En effet, selon le préposé à la réception des graines, Ibrahima Diop, cela peut être dû au retard de la Suneor à s’impliquer dans la campagne de commercialisation. Il suffit d’interroger les statistiques pour mesurer l’ampleur du phénomène. Si l’année dernière, à la même période, la Suneor de Louga, avait déjà réussi à collecter environ 4.000 tonnes de graines, l’établissement n’a enregistré que 75 tonnes d’arachide. Ici également, on indexe le déficit de production dans les champs et surtout le fait que les opérateurs traditionnels de la Suneor ont été agréés comme opérateurs semenciers. Une mue qui n’a pas été sans conséquence pour la Suneor. Il y a également la rigueur qui prévaut à la collecte des graines pour éviter de livrer des tout-venants comme semence aux producteurs, a souligné M. Diouf. En termes de semence, l’usine de Louga n’avait enregistré que cinq tonnes de graines écrémées à notre passage.

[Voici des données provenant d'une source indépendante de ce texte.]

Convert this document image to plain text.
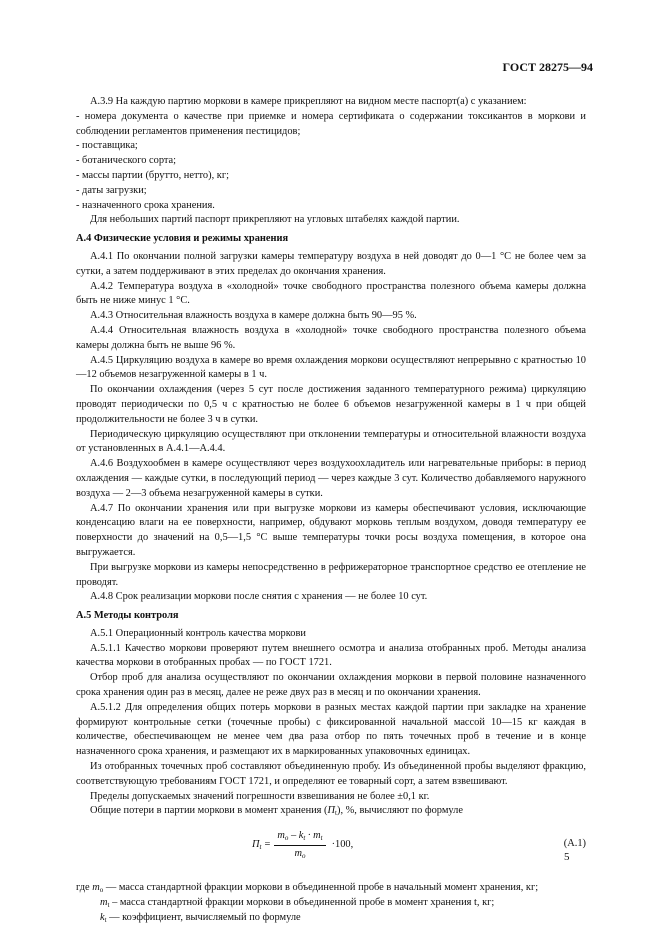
ГОСТ 28275—94

А.3.9 На каждую партию моркови в камере прикрепляют на видном месте паспорт(а) с указанием:

- номера документа о качестве при приемке и номера сертификата о содержании токсикантов в моркови и соблюдении регламентов применения пестицидов;

- поставщика;

- ботанического сорта;

- массы партии (брутто, нетто), кг;

- даты загрузки;

- назначенного срока хранения.

Для небольших партий паспорт прикрепляют на угловых штабелях каждой партии.

А.4 Физические условия и режимы хранения

А.4.1 По окончании полной загрузки камеры температуру воздуха в ней доводят до 0—1 °С не более чем за сутки, а затем поддерживают в этих пределах до окончания хранения.

А.4.2 Температура воздуха в «холодной» точке свободного пространства полезного объема камеры должна быть не ниже минус 1 °С.

А.4.3 Относительная влажность воздуха в камере должна быть 90—95 %.

А.4.4 Относительная влажность воздуха в «холодной» точке свободного пространства полезного объема камеры должна быть не выше 96 %.

А.4.5 Циркуляцию воздуха в камере во время охлаждения моркови осуществляют непрерывно с кратностью 10—12 объемов незагруженной камеры в 1 ч.

По окончании охлаждения (через 5 сут после достижения заданного температурного режима) циркуляцию проводят периодически по 0,5 ч с кратностью не более 6 объемов незагруженной камеры в 1 ч при общей продолжительности не более 3 ч в сутки.

Периодическую циркуляцию осуществляют при отклонении температуры и относительной влажности воздуха от установленных в А.4.1—А.4.4.

А.4.6 Воздухообмен в камере осуществляют через воздухоохладитель или нагревательные приборы: в период охлаждения — каждые сутки, в последующий период — через каждые 3 сут. Количество добавляемого наружного воздуха — 2—3 объема незагруженной камеры в сутки.

А.4.7 По окончании хранения или при выгрузке моркови из камеры обеспечивают условия, исключающие конденсацию влаги на ее поверхности, например, обдувают морковь теплым воздухом, доводя температуру ее поверхности до значений на 0,5—1,5 °С выше температуры точки росы воздуха помещения, в которое она выгружается.

При выгрузке моркови из камеры непосредственно в рефрижераторное транспортное средство ее отепление не проводят.

А.4.8 Срок реализации моркови после снятия с хранения — не более 10 сут.

А.5 Методы контроля

А.5.1 Операционный контроль качества моркови

А.5.1.1 Качество моркови проверяют путем внешнего осмотра и анализа отобранных проб. Методы анализа качества моркови в отобранных пробах — по ГОСТ 1721.

Отбор проб для анализа осуществляют по окончании охлаждения моркови в первой половине назначенного срока хранения один раз в месяц, далее не реже двух раз в месяц и по окончании хранения.

А.5.1.2 Для определения общих потерь моркови в разных местах каждой партии при закладке на хранение формируют контрольные сетки (точечные пробы) с фиксированной начальной массой 10—15 кг каждая в количестве, обеспечивающем не менее чем два раза отбор по пять точечных проб в течение и в конце назначенного срока хранения, и размещают их в маркированных упаковочных единицах.

Из отобранных точечных проб составляют объединенную пробу. Из объединенной пробы выделяют фракцию, соответствующую требованиям ГОСТ 1721, и определяют ее товарный сорт, а затем взвешивают.

Пределы допускаемых значений погрешности взвешивания не более ±0,1 кг.

Общие потери в партии моркови в момент хранения $(П_t)$, %, вычисляют по формуле

$П_t = \frac{m_o - k_t \cdot m_t}{m_o} \cdot 100$,	(А.1)

где $m_o$ — масса стандартной фракции моркови в объединенной пробе в начальный момент хранения, кг;

$m_t$ – масса стандартной фракции моркови в объединенной пробе в момент хранения t, кг;

$k_t$ — коэффициент, вычисляемый по формуле

5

LE SPECTRE DES BONS IMPAYÉS PLANE À NOUVEAU SUR LE BASSIN ARACHIDIER
Malgré l’implication effective des huiliers dans la commercialisation des graines, les opérations peinent encore à trouver des financements auprès des banques. Dans le Ndoukoumane, les producteurs sont obligés de recourir aux dépôts dans les différents points de collecte, laissant ainsi planer le phénomène des bons impayés.
Jusqu’en fin janvier dernier, seuls sept opérateurs sur les 29 attributaires d’agréments de l’Etat dans le département de Birkelane avaient réellement démarré les activités de collecte. Malgré l’implication des huiliers sur le terrain, le département de Birkelane éprouve encore d’énormes difficultés à écouler sa production. Ici, d’importantes quantités de graines sont toujours détenues par les producteurs, comme l’a indiqué le chef du service départemental de l’agriculture, à Birkelane, Mbagnick Sène. Sur le terrain, les transactions parallèles que les acteurs appellent « mbapatt » se poursuivent dans les marchés hebdomadaires à des prix aux producteurs inférieurs à celui fixé par le Conseil national interprofessionnel de l’arachide (Cnia).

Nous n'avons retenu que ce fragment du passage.